Grave threat to euro as wine becomes currency
Thursday, 6 December
In the greatest threat to the single currency since the financial crisis began wine has become the main currency in large parts of Ireland.
Facing a €1 Budget hike in the price of a bottle many people spent all their money on wine last night.
In the cold light of day, however, some have realised they still need milk, cornflakes, petrol and oil.
“They’re now purchasing their essentials with wine,” our consumer correspondent said.
“But it may not be acceptable as a promissory note payment.”
Love/Hate Christmas Special revealed
Friday, 7 December
RTÉ sources have released details of an explosive Love/Hate Christmas Special.

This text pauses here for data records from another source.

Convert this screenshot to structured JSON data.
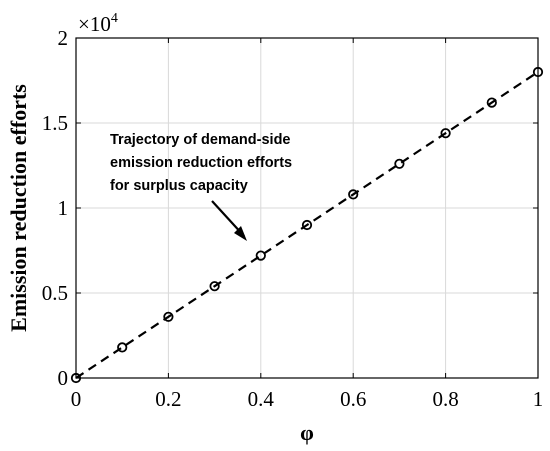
{
  "chart_data": {
    "type": "line",
    "x": [
      0,
      0.1,
      0.2,
      0.3,
      0.4,
      0.5,
      0.6,
      0.7,
      0.8,
      0.9,
      1.0
    ],
    "series": [
      {
        "values": [
          0,
          1800,
          3600,
          5400,
          7200,
          9000,
          10800,
          12600,
          14400,
          16200,
          18000
        ],
        "line_style": "dashed",
        "marker": "circle",
        "color": "#000000"
      }
    ],
    "xlabel": "φ",
    "ylabel": "Emission reduction efforts",
    "xlim": [
      0,
      1
    ],
    "ylim": [
      0,
      20000
    ],
    "x_ticks": [
      "0",
      "0.2",
      "0.4",
      "0.6",
      "0.8",
      "1"
    ],
    "y_ticks": [
      "0",
      "0.5",
      "1",
      "1.5",
      "2"
    ],
    "y_multiplier": {
      "base": "×10",
      "exponent": "4"
    },
    "grid": true,
    "annotation": {
      "lines": [
        "Trajectory of demand-side",
        "emission reduction efforts",
        "for surplus capacity"
      ]
    }
  }
}
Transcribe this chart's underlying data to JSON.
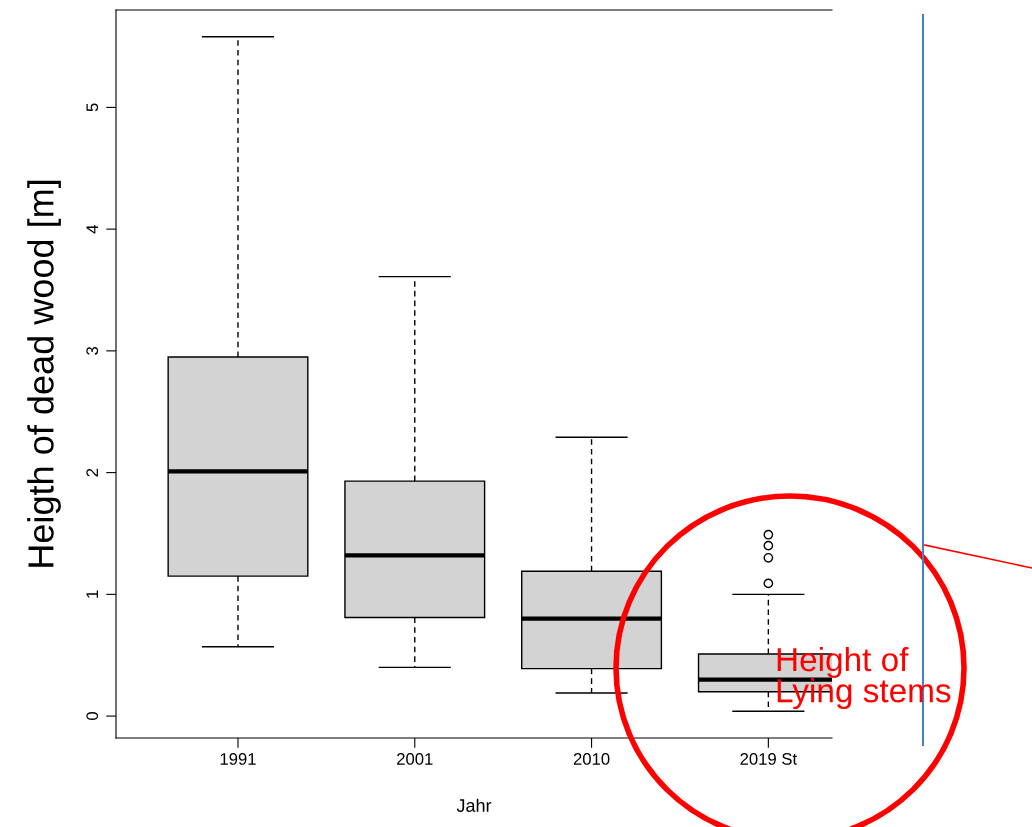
{
  "chart_data": {
    "type": "box",
    "xlabel": "Jahr",
    "ylabel": "Heigth of dead wood [m]",
    "categories": [
      "1991",
      "2001",
      "2010",
      "2019 St"
    ],
    "color": "#d3d3d3",
    "boxes": [
      {
        "low": 0.57,
        "q1": 1.15,
        "median": 2.01,
        "q3": 2.95,
        "high": 5.58
      },
      {
        "low": 0.4,
        "q1": 0.81,
        "median": 1.32,
        "q3": 1.93,
        "high": 3.61
      },
      {
        "low": 0.19,
        "q1": 0.39,
        "median": 0.8,
        "q3": 1.19,
        "high": 2.29
      },
      {
        "low": 0.04,
        "q1": 0.2,
        "median": 0.3,
        "q3": 0.51,
        "high": 1.0,
        "outliers": [
          1.09,
          1.3,
          1.4,
          1.49
        ]
      }
    ],
    "ylim": [
      -0.18,
      5.8
    ],
    "yticks": [
      0,
      1,
      2,
      3,
      4,
      5
    ],
    "grid": false,
    "annotations": [
      "Height of\nLying stems"
    ]
  }
}
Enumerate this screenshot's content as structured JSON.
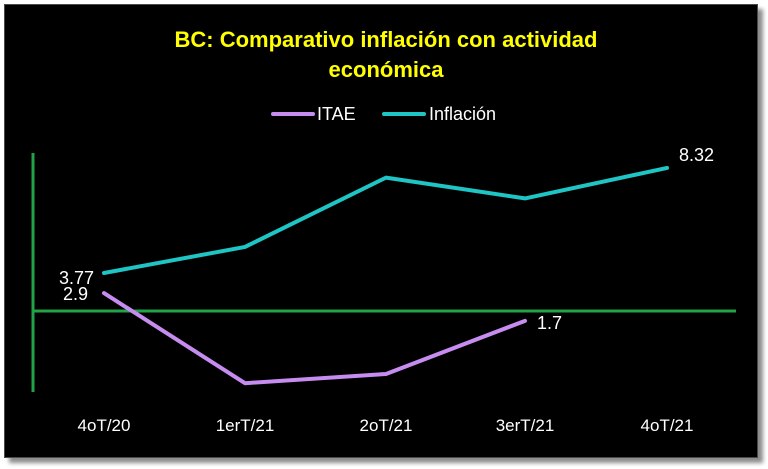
{
  "chart_data": {
    "type": "line",
    "title_line1": "BC: Comparativo inflación con actividad",
    "title_line2": "económica",
    "categories": [
      "4oT/20",
      "1erT/21",
      "2oT/21",
      "3erT/21",
      "4oT/21"
    ],
    "series": [
      {
        "name": "ITAE",
        "color": "#c78cf0",
        "values": [
          2.9,
          -1.0,
          -0.6,
          1.7,
          null
        ]
      },
      {
        "name": "Inflación",
        "color": "#1fc4c4",
        "values": [
          3.77,
          4.9,
          7.9,
          7.0,
          8.32
        ]
      }
    ],
    "data_labels": [
      {
        "series": 0,
        "index": 0,
        "text": "2.9"
      },
      {
        "series": 0,
        "index": 3,
        "text": "1.7"
      },
      {
        "series": 1,
        "index": 0,
        "text": "3.77"
      },
      {
        "series": 1,
        "index": 4,
        "text": "8.32"
      }
    ],
    "legend": "top",
    "grid": false,
    "axis_color": "#22a34a",
    "background": "#000000",
    "title_color": "#ffff00"
  }
}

The Mire can reveal that Tommy makes a remarkable recovery and brings toddler son Leighton to see Santa at the brothel.
Sadly, Nidge kills Tommy after Tommy gets the toy in their Christmas Cracker.
Leighton cries. Darren almost cries, looks anguished to camera, gets drunk.
Nidge apologises. Fran rides dead Tommy.
Across town, the IRA does the Walls of Limerick.
“It has something for everyone,” an RTÉ source said.